I define 'Partial' and 'wildcard' as the same thing, but I'm using my
own terminology so I could be wrong.  I define partial as 'finding part
or all of a word', which can be acomplished with wildcards '*part*'.

The CVS supports '*' and '?' wildcard characters (the actual character
used is configurable, in case you really want to keep those question
marks).  This involved creating a new kind of Lexicon called a
GlobbingLexicon ('Globbing' is the use of * or ? to match patterns, for
those who didn't know...).  The GlobingLexicon is quite flexible and
nice, the only disadvantage over a regular Lexicon (which does no
partial seraching) is that it consumes about three times as much memory
since each word is split into bi-grams and indexed in a mini 'lexical
index'.  It's really quite simple.  Take the words 'flexible' and
'fleece'.  When these words are added to a Globbing Lexiocon, they are
turned into::

  flexible ->  ['$f', 'fl', 'le', 'ex', 'xi', 'ib', 'bl', 'le', 'e$']

  fleece  ->  ['$f', 'fl', 'le', 'ee', 'ec', 'ce', 'e$']

('$' indicates the beginning or end of a word)

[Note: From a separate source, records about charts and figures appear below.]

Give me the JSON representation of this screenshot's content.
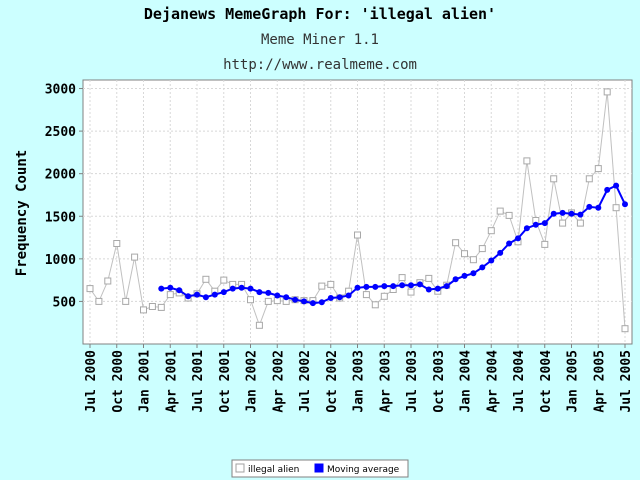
{
  "chart_data": {
    "type": "line",
    "title": "Dejanews MemeGraph For: 'illegal alien'",
    "subtitle": "Meme Miner 1.1",
    "subtitle2": "http://www.realmeme.com",
    "ylabel": "Frequency Count",
    "xlabel": "",
    "ylim": [
      0,
      3100
    ],
    "y_ticks": [
      500,
      1000,
      1500,
      2000,
      2500,
      3000
    ],
    "x_start": "Jul 2000",
    "x_ticks": [
      "Jul 2000",
      "Oct 2000",
      "Jan 2001",
      "Apr 2001",
      "Jul 2001",
      "Oct 2001",
      "Jan 2002",
      "Apr 2002",
      "Jul 2002",
      "Oct 2002",
      "Jan 2003",
      "Apr 2003",
      "Jul 2003",
      "Oct 2003",
      "Jan 2004",
      "Apr 2004",
      "Jul 2004",
      "Oct 2004",
      "Jan 2005",
      "Apr 2005",
      "Jul 2005"
    ],
    "grid": true,
    "legend_position": "bottom",
    "colors": {
      "background": "#ccffff",
      "raw_series": "#c0c0c0",
      "moving_average": "#0000ff"
    },
    "series": [
      {
        "name": "illegal alien",
        "marker": "square",
        "values": [
          650,
          500,
          740,
          1180,
          500,
          1020,
          400,
          440,
          430,
          580,
          600,
          540,
          590,
          760,
          620,
          750,
          700,
          700,
          520,
          220,
          500,
          510,
          500,
          520,
          510,
          510,
          680,
          700,
          540,
          620,
          1280,
          580,
          460,
          560,
          640,
          780,
          610,
          720,
          770,
          620,
          690,
          1190,
          1060,
          990,
          1120,
          1330,
          1560,
          1510,
          1200,
          2150,
          1450,
          1170,
          1940,
          1420,
          1540,
          1420,
          1940,
          2060,
          2960,
          1600,
          180
        ]
      },
      {
        "name": "Moving average",
        "marker": "circle",
        "values": [
          null,
          null,
          null,
          null,
          null,
          null,
          null,
          null,
          650,
          660,
          630,
          560,
          580,
          550,
          580,
          610,
          650,
          660,
          650,
          610,
          600,
          570,
          550,
          520,
          500,
          480,
          490,
          540,
          550,
          570,
          660,
          670,
          670,
          680,
          680,
          690,
          690,
          700,
          640,
          650,
          680,
          760,
          800,
          830,
          900,
          980,
          1070,
          1180,
          1240,
          1360,
          1400,
          1420,
          1530,
          1540,
          1530,
          1520,
          1610,
          1600,
          1810,
          1860,
          1640
        ]
      }
    ]
  }
}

Each 'bi-gram' is indexed against the words that that bi-gram occours
in:

'$f' -> ['flexible', 'fleece']
'fl' -> ['fiexible', 'fleece']
'le' -> ['flexible', 'fleece']
'ex' -> ['flexible']
...
...
'e$' -> ['flexible', 'fleece']

When you search for 'fle*'  The Lexicon's query engine turns your query
into::

'fle*' -> ['$f', 'fl', 'le']

and then looks in the lexical index for words that contain those three
bi-grams.  It is possible for the word 'falafle' (no doubt wrongly
spelled) to contain those three lexicons, and possible false matches
like that are weed out and the end, this is efficient, becauase at this
point we have discarded all but a few words in the lexicon.

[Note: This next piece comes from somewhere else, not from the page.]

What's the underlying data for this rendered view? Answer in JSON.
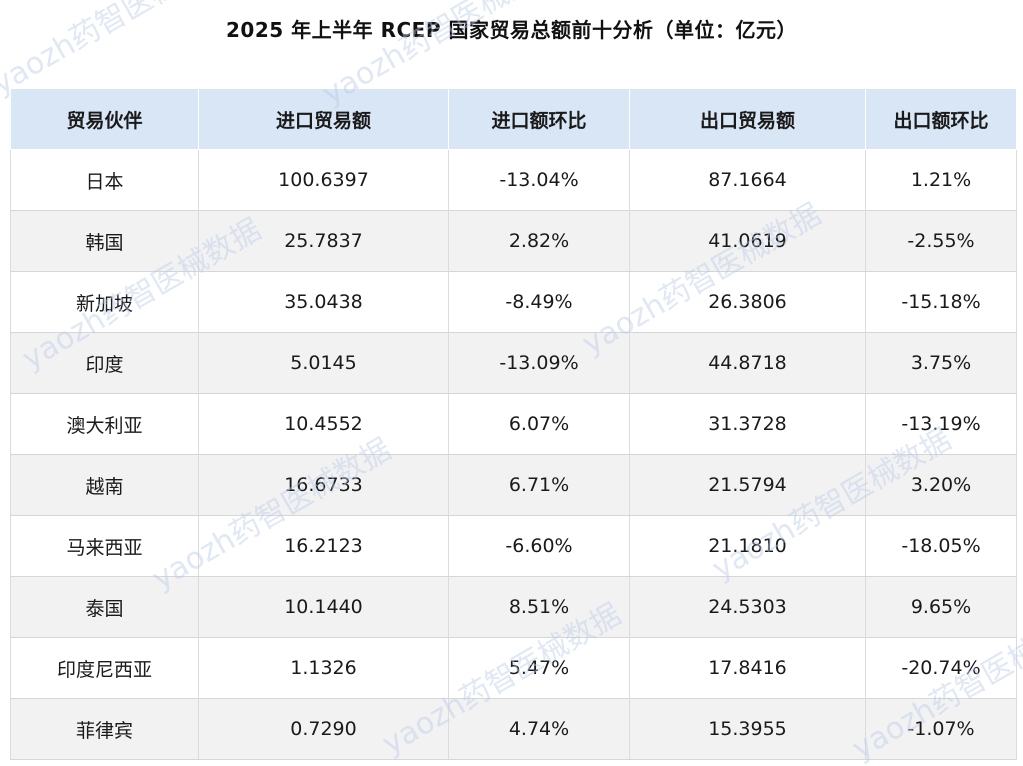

Regular expressions are not feasiable in any searching system.  Although
it may be possible, with the existing lexical analysis that globbing
lexicons do, to implement a larger subset of regexp than just * and ?,
it is not feasable to implement the entire regexp language.

> And since you keep locations of the words, is there proximity searching also
> possible?

The location in the document is not kept, just the score.  There are
TextIndex methods however for finding the positions of words in a
document, this is used to support the 'Near' operator, which is '...' 
This operator exists in TextIndexes now (it allways has, since I took
over the indexing realm), I tested them a few months ago but couldn't
get the concept to work.  I suspect it's buggy, the code holds over from
ZTables.
> 
> Another question: how do I retrieve a list of unique words from a full-text
> catalog? 

In 2.1, you need to hack the lexicon from Python.  In 2.2, you call a
Vocabulary object's 'words' method, or you can call the Vocabulary with
a pattern '*' to match all words, or a more restrictive pattern if you
only want all the unique words that match a pattern, like '*ing', all
the words that end in ing.

> Now, I know there is no standard way, but is it possible at all.

In 2.2 it is standard (and documented in the Interfaces Wiki).

> Can I use the items, keys etc interfaces of the text index (perhaps with
> some python hacking)?

TextIndexes do not store the word, they store an integer that the
lexicon maps to a word.  This is so text indexes can be language
independent.

-Michel